The index must be updated on every insert/update/delete and kept consistent across nodes; that often implies a distributed index (e.g. stored in the same consensus-backed metadata store or a dedicated index layer). For high-cardinality or frequently changing metadata, GSIs can add write amplification and storage overhead.

Pipeline: each write updates the GSI; at query time the coordinator consults the GSI to target only relevant shards. Practical tip: add GSIs only for hot filter attributes to limit write cost; see metadata cardinality and performance for how cardinality affects index size and update cost.

Frequently Asked Questions

What is a global secondary index (GSI) for metadata?

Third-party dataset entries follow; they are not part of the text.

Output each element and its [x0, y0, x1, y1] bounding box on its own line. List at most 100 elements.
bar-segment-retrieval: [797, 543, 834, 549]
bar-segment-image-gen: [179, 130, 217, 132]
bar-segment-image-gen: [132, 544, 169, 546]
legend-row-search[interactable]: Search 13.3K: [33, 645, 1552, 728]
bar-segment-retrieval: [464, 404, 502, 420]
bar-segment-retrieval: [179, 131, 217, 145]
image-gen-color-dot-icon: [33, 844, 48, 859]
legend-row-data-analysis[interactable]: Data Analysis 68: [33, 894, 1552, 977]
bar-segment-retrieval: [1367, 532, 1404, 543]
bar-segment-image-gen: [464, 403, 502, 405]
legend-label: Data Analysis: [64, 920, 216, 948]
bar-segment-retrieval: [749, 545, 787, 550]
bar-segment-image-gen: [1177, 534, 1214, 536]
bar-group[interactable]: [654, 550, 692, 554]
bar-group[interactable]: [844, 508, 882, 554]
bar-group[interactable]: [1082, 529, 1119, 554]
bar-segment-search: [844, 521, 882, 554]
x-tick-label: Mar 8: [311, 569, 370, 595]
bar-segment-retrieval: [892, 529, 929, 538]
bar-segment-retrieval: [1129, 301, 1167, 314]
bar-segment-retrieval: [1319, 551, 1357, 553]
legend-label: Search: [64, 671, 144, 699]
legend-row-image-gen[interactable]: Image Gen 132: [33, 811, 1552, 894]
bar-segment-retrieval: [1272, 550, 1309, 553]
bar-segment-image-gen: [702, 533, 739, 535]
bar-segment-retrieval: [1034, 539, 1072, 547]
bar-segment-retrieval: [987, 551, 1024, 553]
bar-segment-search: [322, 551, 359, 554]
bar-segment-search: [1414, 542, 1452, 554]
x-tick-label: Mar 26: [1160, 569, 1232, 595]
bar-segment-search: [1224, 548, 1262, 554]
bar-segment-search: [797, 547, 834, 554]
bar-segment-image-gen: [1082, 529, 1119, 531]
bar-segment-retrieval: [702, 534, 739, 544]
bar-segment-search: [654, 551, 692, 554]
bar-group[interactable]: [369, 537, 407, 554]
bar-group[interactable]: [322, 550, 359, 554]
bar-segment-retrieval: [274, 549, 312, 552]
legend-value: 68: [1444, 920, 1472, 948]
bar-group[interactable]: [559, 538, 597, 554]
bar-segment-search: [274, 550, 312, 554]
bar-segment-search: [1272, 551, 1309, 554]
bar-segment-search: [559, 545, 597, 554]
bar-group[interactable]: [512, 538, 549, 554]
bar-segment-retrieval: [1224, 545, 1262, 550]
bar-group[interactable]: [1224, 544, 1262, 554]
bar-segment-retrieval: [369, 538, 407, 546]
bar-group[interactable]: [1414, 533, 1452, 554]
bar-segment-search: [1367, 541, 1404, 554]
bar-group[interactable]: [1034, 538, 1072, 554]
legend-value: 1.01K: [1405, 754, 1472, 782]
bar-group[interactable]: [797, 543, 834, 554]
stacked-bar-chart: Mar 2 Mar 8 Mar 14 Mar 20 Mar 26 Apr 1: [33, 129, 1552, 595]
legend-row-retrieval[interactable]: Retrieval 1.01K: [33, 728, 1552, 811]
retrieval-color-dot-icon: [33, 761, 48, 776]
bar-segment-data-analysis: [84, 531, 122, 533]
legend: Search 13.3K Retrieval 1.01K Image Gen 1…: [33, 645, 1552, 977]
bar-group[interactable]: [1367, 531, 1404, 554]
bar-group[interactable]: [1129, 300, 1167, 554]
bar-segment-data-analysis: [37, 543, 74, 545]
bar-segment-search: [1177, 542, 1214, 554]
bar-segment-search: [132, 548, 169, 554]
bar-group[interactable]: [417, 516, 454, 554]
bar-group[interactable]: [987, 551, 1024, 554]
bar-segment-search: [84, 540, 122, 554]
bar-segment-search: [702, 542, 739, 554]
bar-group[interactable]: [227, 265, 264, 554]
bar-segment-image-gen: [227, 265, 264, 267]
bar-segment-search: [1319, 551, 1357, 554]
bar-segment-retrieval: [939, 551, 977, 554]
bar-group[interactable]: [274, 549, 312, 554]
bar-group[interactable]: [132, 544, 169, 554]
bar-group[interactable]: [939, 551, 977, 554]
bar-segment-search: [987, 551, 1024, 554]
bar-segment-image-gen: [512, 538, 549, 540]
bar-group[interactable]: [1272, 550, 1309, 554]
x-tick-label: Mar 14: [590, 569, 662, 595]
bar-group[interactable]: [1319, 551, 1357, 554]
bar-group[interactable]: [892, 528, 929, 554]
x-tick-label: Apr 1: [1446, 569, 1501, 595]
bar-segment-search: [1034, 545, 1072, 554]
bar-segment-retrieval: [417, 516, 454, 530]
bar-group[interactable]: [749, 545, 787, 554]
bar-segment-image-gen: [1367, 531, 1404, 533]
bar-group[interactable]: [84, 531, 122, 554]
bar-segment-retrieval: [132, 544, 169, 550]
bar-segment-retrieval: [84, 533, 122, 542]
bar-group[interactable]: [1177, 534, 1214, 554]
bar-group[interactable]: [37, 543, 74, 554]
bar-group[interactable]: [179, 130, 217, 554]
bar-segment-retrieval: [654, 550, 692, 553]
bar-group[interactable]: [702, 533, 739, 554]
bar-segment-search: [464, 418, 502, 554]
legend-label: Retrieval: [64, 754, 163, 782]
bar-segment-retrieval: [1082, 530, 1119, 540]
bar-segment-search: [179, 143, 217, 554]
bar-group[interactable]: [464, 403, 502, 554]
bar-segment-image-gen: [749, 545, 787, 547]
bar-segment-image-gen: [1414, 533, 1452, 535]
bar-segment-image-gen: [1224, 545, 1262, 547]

An index structure that allows efficient lookup or filtering by non-primary attributes (e.g. user_id, category) across the entire dataset, even when vectors are sharded. The coordinator can target only relevant shards instead of scanning all. See metadata filtering.

When do I need a GSI?

When you frequently filter by an attribute (e.g. tenant_id, category) and want to avoid scanning every shard. Without a GSI, “all vectors where tenant_id = X” requires scatter-gather with local metadata filter on each shard. A GSI maps key to matching IDs so only relevant shards are queried.

What are the trade-offs?

The index must be updated on every insert/update/delete and kept consistent across nodes; high-cardinality or frequently changing metadata adds write amplification and storage overhead. Build GSIs only for attributes commonly used in pre-filters or routing. See metadata cardinality and performance.

How is a GSI implemented in a distributed VDB?

Often stored in the same consensus-backed metadata store or a dedicated index layer. Must be consistent across nodes. See coordinator role for how queries use the GSI to route to shards.